Un obrero rió silenciosamente manejando la garlopa. Maigret se metió en la escalera, donde la oscuridad era total. Después de algunos peldaños, se acabó la rampa.

Encendió una cerilla, vio una puerta sin cerradura, ni timbre, sujeta por un cordel atado a un clavo oxidado.

Con la mano en el bolsillo donde tenía el revólver, empujó la puerta de un golpe con la rodilla y quedó deslumbrado por la luz que salía de una vidriera en la cual la mitad de los cristales estaban rotos.

El espectáculo era tan inesperado que Maigret tuvo que mirar un rato alrededor suyo para distinguir los detalles; por fin, en un rincón, percibió la silueta de un hombre apoyado en la pared, que le lanzaba una mirada hosca: era Joseph Van Damme.

—Teníamos que terminar aquí, ¿no es verdad ? —dijo el comisario.

Y su voz, que cayó en una atmósfera demasiado cruda, demasiado vacía, tuvo sorprendentes resonancias.

Van Damme no contestó, se quedó inmóvil mirándolo fríamente.

* * *

Para comprender la arquitectura de aquel lugar se hubiese tenido que saber de qué construcción, convento, cuartel o casa particular habían formado parte esos muros.

No había ninguno en escuadra. Y si la mitad del suelo estaba formado por madera, la otra mitad estaba pavimentada con ladrillos desiguales, como en una capilla vieja.

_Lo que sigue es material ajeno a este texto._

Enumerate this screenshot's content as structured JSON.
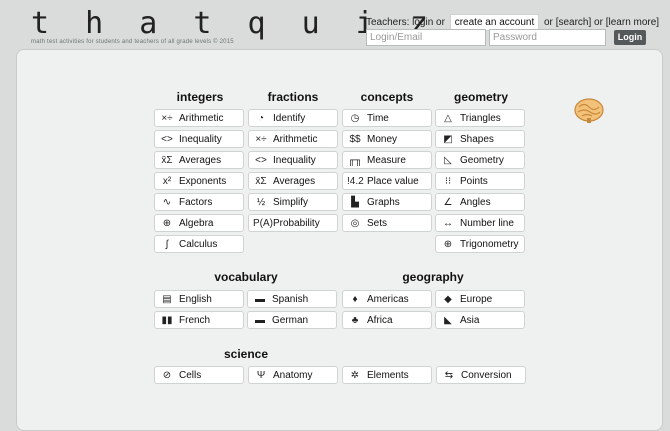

Los muros eran de yeso, salvo un rectángulo de ladrillos oscuros que debían tapar una ventana vieja. Por la vidriera se distinguían una pared delantera, un desagüe y otra vez en el segundo plano techos desiguales, del lado de la Meuse.

Pero eso era lo menos inesperado. Lo más extraño eran los muebles del local, de una incoherencia que rayaba en el saínete.

En el suelo, en desorden, sillas sin terminar, nuevas, una puerta tirada a lo largo, con un pedazo separado, potes con cola, sierras rotas y cajas de las que salían pajas y virutas.

Y, sin embargo, en un ángulo había una especie de diván, un catre mejor dicho, en parte cubierto por un pedazo de indiana. Y justo encima, colgaba una linterna de dos brazos, de cristales de colores como las que se ven a veces en las casas de los cambalacheros.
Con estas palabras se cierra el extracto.